- Pitcher
- Born: July 6, 1966 Passaic, New Jersey, U.S.
- Died: August 15, 2008 (aged 42) Freehold Township, New Jersey, U.S.
- Batted: RightThrew: Left

MLB debut
- September 10, 1997, for the Philadelphia Phillies

Last MLB appearance
- June 25, 1998, for the Philadelphia Phillies

MLB statistics
- Win–loss record: 4–2
- Earned run average: 5.84
- Strikeouts: 19

KBO statistics
- Win–loss record: 1–0
- Earned run average: 9.39
- Strikeouts: 5
- Stats at Baseball Reference

Teams
- Philadelphia Phillies (1997–1998); Hanwha Eagles (2001);

= Darrin Winston =

American baseball player (1966-2008)

Darrin Alexander Winston (July 6, 1966 – August 15, 2008) was an American professional baseball pitcher. He played parts of two seasons in Major League Baseball (MLB), both for the Philadelphia Phillies, and also played in the Montreal Expos and Pittsburgh Pirates minor league organizations. He batted right-handed and threw left-handed during his baseball career, and was listed at 6' 0" in height and 195 lb. in weight. Winston had six children and one grandchild.

Winston was born in Passaic, New Jersey. He lived in Edison, where he attended Bishop George Ahr High School, and moved to Millstone Township in the late 1990s.

==Baseball career==
He attended Rutgers University where he participated in college baseball. He holds Rutgers career records for victories (26), innings pitched (278) and complete games (22). He was inducted into the Rutgers University Hall of Fame in 2000. In 1987, he played collegiate summer baseball in the Cape Cod Baseball League for the Yarmouth-Dennis Red Sox.
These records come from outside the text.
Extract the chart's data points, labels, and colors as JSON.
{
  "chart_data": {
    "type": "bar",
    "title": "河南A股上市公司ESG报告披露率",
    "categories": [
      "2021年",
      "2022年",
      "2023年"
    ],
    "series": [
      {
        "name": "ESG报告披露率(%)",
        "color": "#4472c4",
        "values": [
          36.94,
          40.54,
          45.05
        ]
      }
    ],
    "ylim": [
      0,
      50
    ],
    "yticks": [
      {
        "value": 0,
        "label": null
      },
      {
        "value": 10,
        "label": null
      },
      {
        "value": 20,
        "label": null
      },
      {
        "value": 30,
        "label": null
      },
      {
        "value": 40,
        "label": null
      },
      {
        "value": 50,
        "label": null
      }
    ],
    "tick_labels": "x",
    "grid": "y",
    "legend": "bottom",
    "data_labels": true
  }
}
On June 1, 1988, Winston was drafted by the Montreal Expos in the 18th round of the 1988 MLB draft, and he signed with them on June 7 of that season. On October 15, 1994, Winston was granted free agency. On December 8, 1994, he signed as a free agent with the Pittsburgh Pirates. He was again granted free agency on October 15, 1995. On December 20, 1996, Winston signed as a free agent with the New York Mets. He was then released by the Mets on March 31, 1997, before playing a game in their organization. On April 7, 1997, he was signed as a free agent with the Philadelphia Phillies.
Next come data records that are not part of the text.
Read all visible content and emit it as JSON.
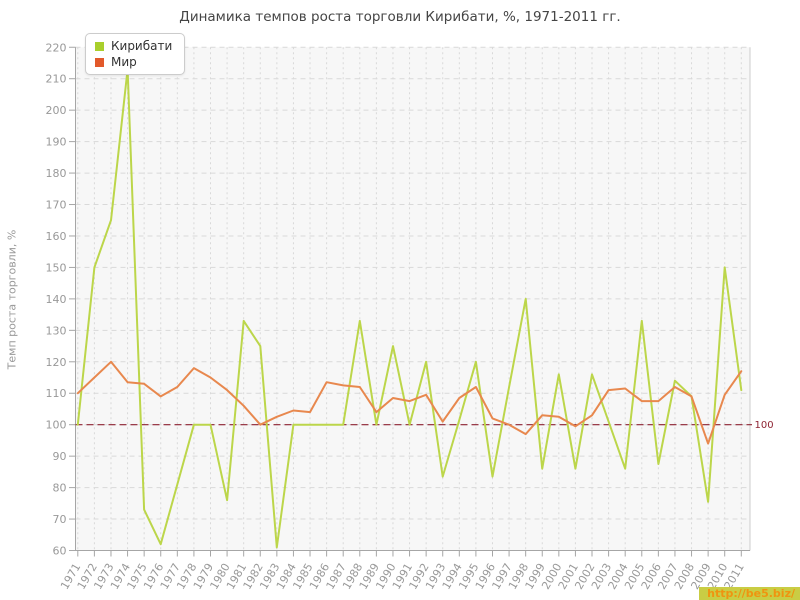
{
  "title": "Динамика темпов роста торговли Кирибати, %, 1971-2011 гг.",
  "legend": {
    "items": [
      {
        "label": "Кирибати",
        "color": "#a9cf2c"
      },
      {
        "label": "Мир",
        "color": "#e2592a"
      }
    ]
  },
  "y_axis": {
    "title": "Темп роста торговли, %",
    "min": 60,
    "max": 220,
    "step": 10
  },
  "reference_line": {
    "value": 100,
    "label": "100",
    "color": "#8e2433"
  },
  "watermark": {
    "text": "http://be5.biz/",
    "bg_color": "#c9cd44",
    "text_color": "#ef9410"
  },
  "colors": {
    "kiribati_line": "#bcd64a",
    "mir_line": "#e8884e",
    "plot_bg": "#f7f7f7",
    "grid": "#d9d9d9",
    "axis": "#a6a6a6",
    "tick_text": "#999999"
  },
  "chart_data": {
    "type": "line",
    "title": "Динамика темпов роста торговли Кирибати, %, 1971-2011 гг.",
    "xlabel": "",
    "ylabel": "Темп роста торговли, %",
    "ylim": [
      60,
      220
    ],
    "y_tick_step": 10,
    "grid": true,
    "legend_position": "top-left",
    "reference_line": 100,
    "x": [
      1971,
      1972,
      1973,
      1974,
      1975,
      1976,
      1977,
      1978,
      1979,
      1980,
      1981,
      1982,
      1983,
      1984,
      1985,
      1986,
      1987,
      1988,
      1989,
      1990,
      1991,
      1992,
      1993,
      1994,
      1995,
      1996,
      1997,
      1998,
      1999,
      2000,
      2001,
      2002,
      2003,
      2004,
      2005,
      2006,
      2007,
      2008,
      2009,
      2010,
      2011
    ],
    "series": [
      {
        "name": "Кирибати",
        "color": "#bcd64a",
        "values": [
          100,
          150,
          165,
          213,
          73,
          62,
          81,
          100,
          100,
          76,
          133,
          125,
          61,
          100,
          100,
          100,
          100,
          133,
          100,
          125,
          100,
          120,
          83.5,
          101.5,
          120,
          83.5,
          112,
          140,
          86,
          116,
          86,
          116,
          101,
          86,
          133,
          87.5,
          114,
          109,
          75.5,
          150,
          111
        ]
      },
      {
        "name": "Мир",
        "color": "#e8884e",
        "values": [
          110,
          115,
          120,
          113.5,
          113,
          109,
          112,
          118,
          115,
          111,
          106,
          100,
          102.5,
          104.5,
          104,
          113.5,
          112.5,
          112,
          104,
          108.5,
          107.5,
          109.5,
          101,
          108.5,
          112,
          102,
          100,
          97,
          103,
          102.5,
          99.5,
          103,
          111,
          111.5,
          107.5,
          107.5,
          112,
          109,
          94,
          109.5,
          117
        ]
      }
    ]
  }
}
Winston made his MLB debut on September 10, 1997, with the Philadelphia Phillies. On the day of his MLB debut, the Phillies were playing against the New York Mets at Shea Stadium, with 13,257 people attending the game. In the bottom of the eighth inning, Winston was called upon to replace Ken Ryan, for whom Kevin Sefcik had pinch-hit in the top of the inning. He pitched one inning, striking out one batter, allowing four earned runs, three hits, and two bases on balls. The Phillies lost to the Mets, 10–2. He played his last major league game on June 25, 1998. After the season, he was not offered a contract, and became a free agent on October 15, 1998. He signed with the Los Angeles Angels of Anaheim on November 18, 1998, but he never played in professional baseball after that.

==Death==
Winston died in Freehold Township, New Jersey, on August 15, 2008, two days after being diagnosed with leukemia. He died after an exploratory laparotomy to obtain a lymph node and liver biopsy. Winston had a very low white and red blood cell count. He ruptured his spleen, did not have enough cells to fight it, and died at 3:28 a.m.